Essa visão resulta da conjunção do intelecto humano com o divino, mas, como toda profecia, seguindo a visão de Maimônides e seus predecessores islâmicos, deve haver um componente imaginativo. Este último é descrito como a forma das letras ou de um anthropos. Ambos são representações figurativas do intelecto ativo que, nos escritos de Abulafia, também é personificado como Metatron [um anjo supremo].

Em certo sentido, como é apontado enfaticamente no anônimo Sha’arei Tzedek, escrito por um discípulo de Abulafia, a imagem é um reflexo do profeta ou místico individual, uma exteriorização de seu eu interior a ponto de identificar o intelecto humano e o intelecto ativo [i.e. o intelecto que atualiza os intelectos humanos], personificado como uma forma antropomórfica ou as letras do nome.

No que diz respeito à possibilidade de conceber as cartas como um anthropos, há novamente um paralelo interessante entre Abulafia e os pietistas alemães, conforme discutido acima.
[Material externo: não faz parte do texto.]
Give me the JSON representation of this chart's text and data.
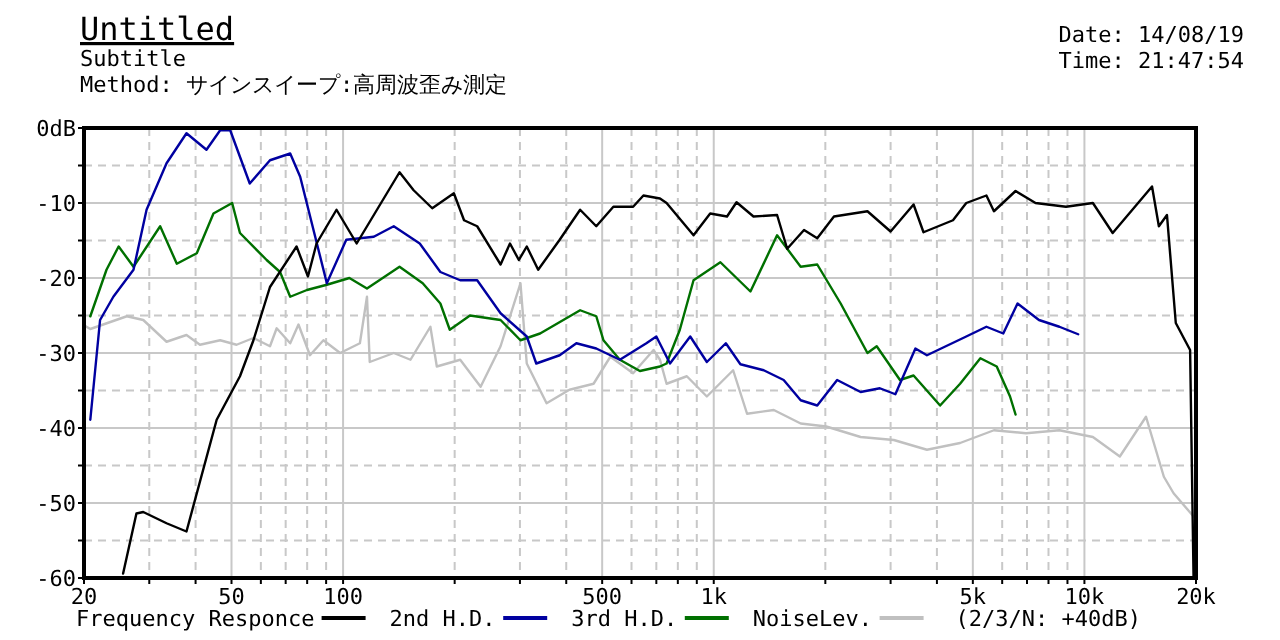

A corporeização das letras do nome na forma de um anthropos representa, a meu ver, uma das pedras angulares do pensamento cabalístico, que tem suas raízes no antigo esoterismo judaico. Embora esteja além dos limites deste resumo substanciar minha afirmação em detalhes, deixe-me sublinhar o ponto essencial de que as cartas assumem uma forma antropomórfica [i.e. uma forma humana].
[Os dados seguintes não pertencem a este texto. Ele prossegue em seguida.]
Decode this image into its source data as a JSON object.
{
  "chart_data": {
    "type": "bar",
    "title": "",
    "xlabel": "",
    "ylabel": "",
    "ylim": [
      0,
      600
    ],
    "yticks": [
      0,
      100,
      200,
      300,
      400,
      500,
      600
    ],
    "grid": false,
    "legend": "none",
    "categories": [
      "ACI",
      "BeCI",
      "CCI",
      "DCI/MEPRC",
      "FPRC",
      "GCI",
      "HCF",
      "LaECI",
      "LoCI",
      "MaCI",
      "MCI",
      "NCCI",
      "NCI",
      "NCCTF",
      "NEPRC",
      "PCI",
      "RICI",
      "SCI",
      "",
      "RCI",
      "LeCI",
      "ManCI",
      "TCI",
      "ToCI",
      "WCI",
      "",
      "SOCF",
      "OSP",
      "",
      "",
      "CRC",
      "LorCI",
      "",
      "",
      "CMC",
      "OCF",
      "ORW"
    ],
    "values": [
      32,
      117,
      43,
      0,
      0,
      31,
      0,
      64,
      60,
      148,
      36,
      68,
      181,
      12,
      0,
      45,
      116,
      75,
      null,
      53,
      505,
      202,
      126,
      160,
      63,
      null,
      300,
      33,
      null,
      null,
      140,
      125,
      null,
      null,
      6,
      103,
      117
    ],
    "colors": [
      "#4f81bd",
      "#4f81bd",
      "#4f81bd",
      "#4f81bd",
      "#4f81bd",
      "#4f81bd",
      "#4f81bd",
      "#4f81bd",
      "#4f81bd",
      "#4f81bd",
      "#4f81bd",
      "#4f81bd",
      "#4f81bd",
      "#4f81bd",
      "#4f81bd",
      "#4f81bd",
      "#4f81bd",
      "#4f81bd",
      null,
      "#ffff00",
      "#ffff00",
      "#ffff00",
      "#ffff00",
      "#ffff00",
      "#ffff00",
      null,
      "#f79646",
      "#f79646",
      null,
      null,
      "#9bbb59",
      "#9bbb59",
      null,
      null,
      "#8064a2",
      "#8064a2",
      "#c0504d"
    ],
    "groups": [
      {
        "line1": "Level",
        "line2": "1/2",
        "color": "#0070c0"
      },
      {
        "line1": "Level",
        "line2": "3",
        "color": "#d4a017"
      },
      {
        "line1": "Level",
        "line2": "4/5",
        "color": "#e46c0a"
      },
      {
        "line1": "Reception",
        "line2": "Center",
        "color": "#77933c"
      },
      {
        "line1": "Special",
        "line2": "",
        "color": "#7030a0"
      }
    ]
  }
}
Isso torna problemática a afirmação geral de [Gershom] Scholem de que as doutrinas cristãs e cabalísticas da meditação (visual) devem ser distinguidas com base no fato de que “no misticismo cristão, um assunto pictórico e concreto, como o sofrimento de Cristo e tudo o que pertence a ele, é dado para o meditador, enquanto na Cabalá, o assunto dado é abstrato e não pode ser visualizado, como o Tetragrammaton e suas combinações.”
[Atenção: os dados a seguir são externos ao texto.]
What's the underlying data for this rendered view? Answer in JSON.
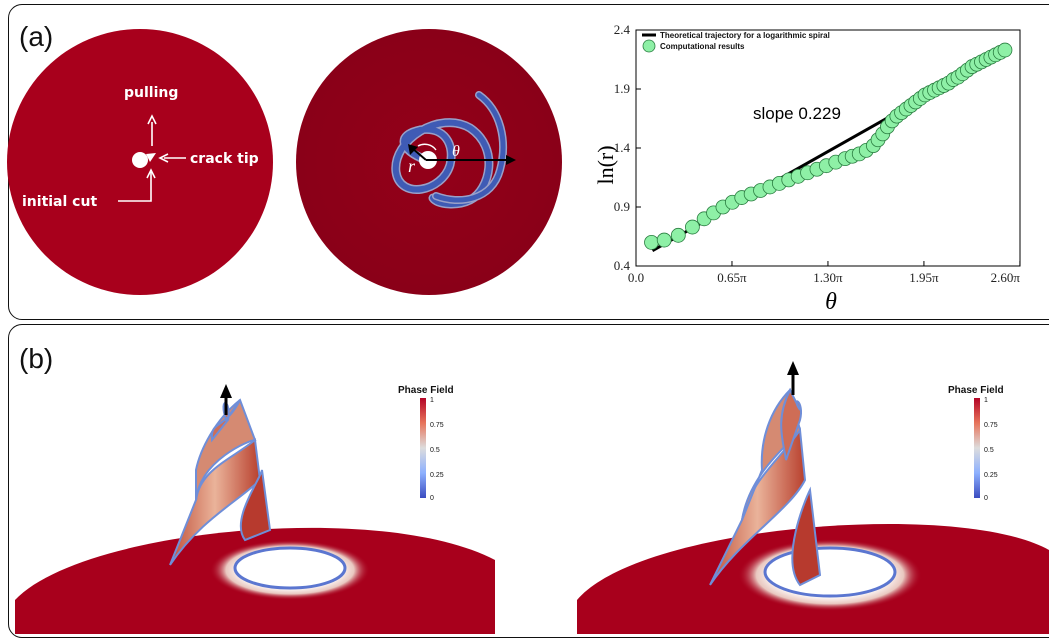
{
  "panel_a": {
    "label": "(a)",
    "disk1": {
      "pulling": "pulling",
      "crack_tip": "crack tip",
      "initial_cut": "initial cut"
    },
    "disk2": {
      "r_symbol": "r",
      "theta_symbol": "θ"
    }
  },
  "panel_b": {
    "label": "(b)",
    "colorbar_title": "Phase Field",
    "colorbar_ticks": [
      "1",
      "0.75",
      "0.5",
      "0.25",
      "0"
    ]
  },
  "colors": {
    "disk_red": "#a8001c",
    "disk_dark_red": "#8c0018",
    "crack_blue": "#3f5bb5",
    "marker_green": "#8ef0a6"
  },
  "chart_data": {
    "type": "scatter",
    "xlabel": "θ",
    "ylabel": "ln(r)",
    "xlim": [
      0.0,
      8.17
    ],
    "ylim": [
      0.4,
      2.4
    ],
    "xticks": [
      0.0,
      2.042,
      4.084,
      6.126,
      8.168
    ],
    "xtick_labels": [
      "0.0",
      "0.65π",
      "1.30π",
      "1.95π",
      "2.60π"
    ],
    "yticks": [
      0.4,
      0.9,
      1.4,
      1.9,
      2.4
    ],
    "ytick_labels": [
      "0.4",
      "0.9",
      "1.4",
      "1.9",
      "2.4"
    ],
    "annotation": "slope 0.229",
    "legend_position": "top-left",
    "series": [
      {
        "name": "Theoretical trajectory for a logarithmic spiral",
        "style": "line",
        "x": [
          0.35,
          7.95
        ],
        "y": [
          0.53,
          2.24
        ]
      },
      {
        "name": "Computational results",
        "style": "markers",
        "x": [
          0.33,
          0.6,
          0.9,
          1.2,
          1.45,
          1.65,
          1.85,
          2.05,
          2.25,
          2.45,
          2.65,
          2.85,
          3.05,
          3.25,
          3.45,
          3.65,
          3.85,
          4.05,
          4.25,
          4.45,
          4.6,
          4.75,
          4.9,
          5.05,
          5.15,
          5.25,
          5.35,
          5.45,
          5.55,
          5.65,
          5.75,
          5.85,
          5.95,
          6.05,
          6.15,
          6.25,
          6.35,
          6.45,
          6.55,
          6.65,
          6.75,
          6.85,
          6.95,
          7.05,
          7.15,
          7.25,
          7.35,
          7.45,
          7.55,
          7.65,
          7.75,
          7.85
        ],
        "y": [
          0.6,
          0.62,
          0.66,
          0.73,
          0.8,
          0.85,
          0.9,
          0.94,
          0.98,
          1.01,
          1.04,
          1.07,
          1.1,
          1.13,
          1.16,
          1.19,
          1.22,
          1.25,
          1.28,
          1.31,
          1.33,
          1.35,
          1.38,
          1.42,
          1.47,
          1.52,
          1.58,
          1.63,
          1.67,
          1.7,
          1.73,
          1.76,
          1.79,
          1.82,
          1.85,
          1.87,
          1.89,
          1.91,
          1.93,
          1.95,
          1.98,
          2.0,
          2.03,
          2.06,
          2.09,
          2.11,
          2.13,
          2.15,
          2.17,
          2.19,
          2.21,
          2.23
        ]
      }
    ]
  }
}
O ponto de Scholem sobre a centralidade da Paixão por visões místicas no Cristianismo é bem aceito, mas sua caracterização do assunto da meditação visual na Cabala como sendo sempre abstrato precisa ser qualificada. A visualização das letras do nome como um anthropos no Pietismo alemão, na Abulafia e nos cabalistas teosóficos indica que também na tradição mística judaica o abstrato pode ser traduzido em uma imagem pictórica concreta na visão contemplativa.

Influência de Abulafia

A cabala extática teve uma influência importante na história do misticismo judaico. Na última década do século XIII, um círculo de Cabala Abulafiana foi estabelecido no norte da Palestina. Deste círculo, que combinou o misticismo abulafiano com ideias sufistas [místicas islâmicas], derivaram vários trabalhos, incluindo Likkutei ha-Ran (os ensinamentos do rabino Nathan) e o anônimo Sha’arei Tzedek.

É provável, além disso, que dois importantes cabalistas teosóficos, Isaac de Acre e Shem Tov ibn Gaon, foram influenciados por este círculo e assim assimilaram a Cabala extática dentro de suas respectivas tradições teosóficas. No século XVI, a cabala abulafiana começou a ter um efeito pronunciado sobre alguns dos principais cabalistas de Safed, como Solomon Alkabetz, Moses Cordovero, Elijah de Vidas e Chayyim Vital, e ao mesmo tempo sobre os cabalistas de Jerusalém, como Judah Albotini e Joseph ibn Zaiah.

A influência da cabala abulafiana também é bastante evidente na literatura chassídica do século XVIII, derivando diretamente dos manuscritos abulafianos ou indiretamente através dos escritos de Cordovero e Vital.